The refusal to allow King to obtain a book on computer programming presents a substantial First Amendment issue. Freedom of speech is not merely freedom to speak; it is also freedom to read. Stanley v. Georgia, 394 U.S. 557, 564, 89 S.Ct. 1243, 22 L.Ed.2d 542 (1969); Lamont v. Postmaster General, 381 U.S. 301, 306-07, 85 S.Ct. 1493, 14 L.Ed.2d 398 (1965); Conant v. Walters, 309 F.3d 629, 643 (9th Cir. 2002). Forbid a person to read and you shut him out of the marketplace of ideas and opinions that it is the purpose of the free-speech clause to protect. Not that there aren't valid penological reasons for limiting prison inmates' access to certain types of book. Bahrampour v. Lampert, 356 F.3d 969, 973-74 (9th Cir. 2004); Duamutef v. Hollins, 297 F.3d 108, 113 (2d Cir. 2002); Mauro v. Arpaio, 188 F.3d 1054 (9th Cir. 1999); Chriceol v. Phillips, 169 F.3d 313, 315-16 (5th Cir. 1999). A prison need not allow prisoners to buy books detailing famous prison escapes, Wolf v. Ashcroft, 297 F.3d 305, 309 (3d Cir. 2002); Amatel v. Reno, 156 F.3d 192, 207 (D.C. Cir. 1998) (dissenting opinion), or even, we suppose, books on how to make yourself as strong as Mike Tyson through exercise. Cf. Zimmer Amendment, Pub.L. No. 107-77, § 611, 115 Stat. 748, 800 (2001), Cal.Penal Code § 5010(b), (c)(1) (2004); Miss. Code Ann. § 47-5-124(3) (1994); Ohio Rev. Code Ann. § 341.41(B)(1) (1998); Wash. Rev. Code § 72.09.500 (1995); Michael Dobie, "Sports in Prison," Newsday (New York), July 11, 2004, p. A4; Dan Morain, "More Inmate Privileges Fall in Get-Tough Drive," Los Angeles Times, Feb. 9, 1998, p. A1. Were King in prison for computer hacking or other computer-related crimes, the prison could, in the interest of rehabilitation (i.e., preventing recidivism), McKune v. Lile, 536 U.S. 24, 34-35, 122 S.Ct. 2017, 153 L.Ed.2d 47 (2002); O'Lone v. Estate of Shabazz, 482 U.S. 342, 348, 107 S.Ct. 2400, 96 L.Ed.2d 282 (1987), forbid him to buy a book that would enable him to increase his ability as a hacker when he's released. Cf. Banks v. Beard, 399 F.3d 134, 140 (3d Cir. 2005); United States v. Scott, 316 F.3d 733, 736-37 (7th Cir. 2003). But he claims to want the book precisely for purposes of rehabilitation — to equip him to work as a programmer when he is released. That is a proper goal; whether it is his actual goal the record does not enable us to determine.

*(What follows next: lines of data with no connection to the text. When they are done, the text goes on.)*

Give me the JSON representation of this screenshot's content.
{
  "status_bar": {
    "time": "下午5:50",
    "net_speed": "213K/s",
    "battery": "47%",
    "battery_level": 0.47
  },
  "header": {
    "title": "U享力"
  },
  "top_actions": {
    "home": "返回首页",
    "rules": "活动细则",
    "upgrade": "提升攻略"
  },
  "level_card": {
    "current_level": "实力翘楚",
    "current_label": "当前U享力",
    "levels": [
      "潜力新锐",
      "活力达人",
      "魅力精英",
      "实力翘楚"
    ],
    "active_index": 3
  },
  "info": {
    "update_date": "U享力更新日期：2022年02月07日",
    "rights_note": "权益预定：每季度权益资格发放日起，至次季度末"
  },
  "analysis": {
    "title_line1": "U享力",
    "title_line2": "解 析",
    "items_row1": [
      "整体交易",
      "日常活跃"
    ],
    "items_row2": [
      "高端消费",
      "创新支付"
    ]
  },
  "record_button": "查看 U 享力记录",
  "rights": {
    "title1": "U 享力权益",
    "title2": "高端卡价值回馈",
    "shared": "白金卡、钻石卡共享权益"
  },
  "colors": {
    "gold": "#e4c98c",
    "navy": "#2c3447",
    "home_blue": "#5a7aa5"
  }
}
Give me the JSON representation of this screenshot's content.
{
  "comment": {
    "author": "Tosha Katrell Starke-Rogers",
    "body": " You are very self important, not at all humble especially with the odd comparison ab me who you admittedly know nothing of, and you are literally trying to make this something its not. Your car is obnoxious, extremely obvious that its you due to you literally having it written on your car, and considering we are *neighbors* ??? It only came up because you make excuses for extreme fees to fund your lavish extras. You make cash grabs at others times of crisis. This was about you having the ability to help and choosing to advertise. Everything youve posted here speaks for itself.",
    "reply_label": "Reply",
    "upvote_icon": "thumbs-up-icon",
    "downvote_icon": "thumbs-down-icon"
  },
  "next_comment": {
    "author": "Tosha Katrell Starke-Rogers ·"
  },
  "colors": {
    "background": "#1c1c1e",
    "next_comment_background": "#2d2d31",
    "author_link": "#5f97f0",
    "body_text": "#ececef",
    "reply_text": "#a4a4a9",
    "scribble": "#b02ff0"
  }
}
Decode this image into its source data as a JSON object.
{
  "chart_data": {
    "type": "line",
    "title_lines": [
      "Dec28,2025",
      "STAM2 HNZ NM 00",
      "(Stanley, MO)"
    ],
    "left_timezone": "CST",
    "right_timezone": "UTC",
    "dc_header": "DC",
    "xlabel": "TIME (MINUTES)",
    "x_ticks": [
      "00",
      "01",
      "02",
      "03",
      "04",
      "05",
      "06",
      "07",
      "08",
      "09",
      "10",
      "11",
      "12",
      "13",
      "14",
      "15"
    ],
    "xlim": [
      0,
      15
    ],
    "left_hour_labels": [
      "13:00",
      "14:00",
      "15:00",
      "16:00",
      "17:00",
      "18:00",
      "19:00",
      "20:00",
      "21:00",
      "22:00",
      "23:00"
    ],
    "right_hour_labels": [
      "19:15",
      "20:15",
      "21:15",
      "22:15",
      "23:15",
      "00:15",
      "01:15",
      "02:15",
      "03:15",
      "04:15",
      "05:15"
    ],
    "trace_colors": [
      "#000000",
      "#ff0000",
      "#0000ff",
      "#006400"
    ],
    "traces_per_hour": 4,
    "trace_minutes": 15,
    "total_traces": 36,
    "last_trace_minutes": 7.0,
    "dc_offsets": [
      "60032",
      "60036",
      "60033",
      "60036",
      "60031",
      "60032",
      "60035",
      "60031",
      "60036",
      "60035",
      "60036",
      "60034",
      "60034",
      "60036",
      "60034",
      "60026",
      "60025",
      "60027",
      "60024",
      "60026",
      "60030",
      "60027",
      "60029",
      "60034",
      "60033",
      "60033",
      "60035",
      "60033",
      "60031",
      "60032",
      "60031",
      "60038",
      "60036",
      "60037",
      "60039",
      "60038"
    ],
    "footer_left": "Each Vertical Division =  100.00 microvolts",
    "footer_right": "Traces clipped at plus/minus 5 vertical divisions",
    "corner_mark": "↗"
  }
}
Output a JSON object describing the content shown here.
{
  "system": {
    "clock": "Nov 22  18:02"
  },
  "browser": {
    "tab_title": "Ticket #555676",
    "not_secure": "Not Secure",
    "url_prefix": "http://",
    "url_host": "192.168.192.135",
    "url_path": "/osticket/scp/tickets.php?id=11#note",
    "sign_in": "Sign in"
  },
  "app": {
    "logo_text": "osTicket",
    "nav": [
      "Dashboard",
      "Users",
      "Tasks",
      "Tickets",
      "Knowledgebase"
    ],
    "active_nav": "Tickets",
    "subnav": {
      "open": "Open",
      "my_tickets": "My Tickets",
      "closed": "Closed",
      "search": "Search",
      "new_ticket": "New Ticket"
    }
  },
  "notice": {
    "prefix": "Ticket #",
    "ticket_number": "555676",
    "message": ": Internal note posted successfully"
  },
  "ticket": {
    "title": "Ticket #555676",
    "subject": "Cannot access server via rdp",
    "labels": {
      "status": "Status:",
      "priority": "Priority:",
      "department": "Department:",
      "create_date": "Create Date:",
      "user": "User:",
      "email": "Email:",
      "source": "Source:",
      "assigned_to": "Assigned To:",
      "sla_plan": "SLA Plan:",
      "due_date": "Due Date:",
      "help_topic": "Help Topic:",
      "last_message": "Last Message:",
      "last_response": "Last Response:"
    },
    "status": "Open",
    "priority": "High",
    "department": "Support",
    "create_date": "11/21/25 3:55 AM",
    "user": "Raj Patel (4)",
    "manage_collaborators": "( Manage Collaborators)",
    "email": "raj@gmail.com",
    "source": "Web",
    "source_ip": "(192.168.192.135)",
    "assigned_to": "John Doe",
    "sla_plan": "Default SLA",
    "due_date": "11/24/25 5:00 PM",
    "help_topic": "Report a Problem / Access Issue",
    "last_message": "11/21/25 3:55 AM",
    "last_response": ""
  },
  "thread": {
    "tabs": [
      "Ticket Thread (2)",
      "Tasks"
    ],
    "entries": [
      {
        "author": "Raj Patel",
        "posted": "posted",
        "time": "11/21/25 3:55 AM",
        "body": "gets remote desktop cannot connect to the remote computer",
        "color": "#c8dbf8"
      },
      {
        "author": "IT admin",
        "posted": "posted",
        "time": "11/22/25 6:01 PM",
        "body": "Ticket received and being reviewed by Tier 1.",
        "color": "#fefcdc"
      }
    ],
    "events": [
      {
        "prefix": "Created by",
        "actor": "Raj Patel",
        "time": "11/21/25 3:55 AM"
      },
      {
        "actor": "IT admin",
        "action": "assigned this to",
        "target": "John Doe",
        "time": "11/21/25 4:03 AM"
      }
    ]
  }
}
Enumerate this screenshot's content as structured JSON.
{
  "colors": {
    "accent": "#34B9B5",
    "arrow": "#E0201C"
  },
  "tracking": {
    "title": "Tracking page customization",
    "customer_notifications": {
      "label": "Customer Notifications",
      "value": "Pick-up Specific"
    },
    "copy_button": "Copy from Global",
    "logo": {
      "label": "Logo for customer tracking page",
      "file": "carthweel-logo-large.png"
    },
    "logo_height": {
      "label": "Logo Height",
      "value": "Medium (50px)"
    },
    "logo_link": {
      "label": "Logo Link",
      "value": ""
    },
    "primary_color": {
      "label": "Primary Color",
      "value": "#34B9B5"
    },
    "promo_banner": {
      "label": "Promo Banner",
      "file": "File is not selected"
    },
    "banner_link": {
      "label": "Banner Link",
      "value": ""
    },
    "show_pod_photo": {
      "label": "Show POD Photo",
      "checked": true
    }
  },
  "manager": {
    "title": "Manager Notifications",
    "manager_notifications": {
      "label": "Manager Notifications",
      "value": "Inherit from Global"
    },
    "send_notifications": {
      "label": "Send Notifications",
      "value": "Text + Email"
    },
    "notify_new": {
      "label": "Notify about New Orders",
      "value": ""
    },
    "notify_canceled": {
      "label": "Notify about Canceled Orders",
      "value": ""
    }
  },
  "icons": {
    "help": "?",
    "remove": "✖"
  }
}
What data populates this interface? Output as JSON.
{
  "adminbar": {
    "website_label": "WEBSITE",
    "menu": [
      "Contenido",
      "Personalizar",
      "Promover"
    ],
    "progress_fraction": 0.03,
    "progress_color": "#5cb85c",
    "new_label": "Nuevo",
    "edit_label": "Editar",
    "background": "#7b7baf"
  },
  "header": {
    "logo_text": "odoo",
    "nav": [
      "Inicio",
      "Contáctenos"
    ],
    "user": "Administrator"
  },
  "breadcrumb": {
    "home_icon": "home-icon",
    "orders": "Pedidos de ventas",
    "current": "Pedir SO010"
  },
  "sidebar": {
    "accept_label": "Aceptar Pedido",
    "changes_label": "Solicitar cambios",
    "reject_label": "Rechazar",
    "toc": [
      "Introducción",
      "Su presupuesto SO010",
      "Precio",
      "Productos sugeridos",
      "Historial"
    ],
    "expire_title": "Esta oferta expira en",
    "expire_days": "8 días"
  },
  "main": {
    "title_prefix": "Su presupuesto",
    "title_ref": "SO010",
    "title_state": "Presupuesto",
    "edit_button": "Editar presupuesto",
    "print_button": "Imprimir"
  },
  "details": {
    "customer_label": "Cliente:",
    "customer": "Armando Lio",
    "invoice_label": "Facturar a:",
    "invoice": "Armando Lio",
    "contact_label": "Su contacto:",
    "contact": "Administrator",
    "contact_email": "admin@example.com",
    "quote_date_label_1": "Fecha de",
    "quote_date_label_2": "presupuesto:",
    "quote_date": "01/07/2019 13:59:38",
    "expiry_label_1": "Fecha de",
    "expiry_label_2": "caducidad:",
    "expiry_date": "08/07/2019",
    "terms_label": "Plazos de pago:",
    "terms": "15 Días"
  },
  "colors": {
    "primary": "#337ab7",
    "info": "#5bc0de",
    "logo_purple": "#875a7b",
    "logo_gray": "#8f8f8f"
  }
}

The only reason the prison has given for not wanting King to have the book he ordered, which teaches C++, a standard language in which computer programs are written, is that he might write programs with it that would disrupt the prison's computer system. However, computers that prisoners are permitted to use are not connected to the prison network, or any other network. The prison's lawyer speculates that King might write a program that contained a computer virus, put it on a diskette, and then break into a room in which there is a computer used by prison employees and connected to the prison network, insert the diskette, and infect the network. This seems far-fetched but in any event, as an argument found only in the government's brief, does not defeat King's claim. He has made a prima facie claim of infringement of his freedom of speech, and the government must present some evidence to show that the restriction is justified by the need to protect the prison's computer system. Lindell v. Frank, 377 F.3d 655, 658 (7th Cir. 2004); Antonelli v. Sheahan, 81 F.3d 1422, 1433 (7th Cir. 1996); Ramirez v. Pugh, 379 F.3d 122, 128 (3d Cir. 2004); cf. Shimer v. Washington, 100 F.3d 506, 509-10 (7th Cir. 1996).

The suit, in short, was terminated prematurely as to the warden (and therefore, contrary to the district judge, does not count as King's third strike), although properly dismissed as to the Bureau of Prisons.

AFFIRMED IN PART, REVERSED IN PART, AND REMANDED.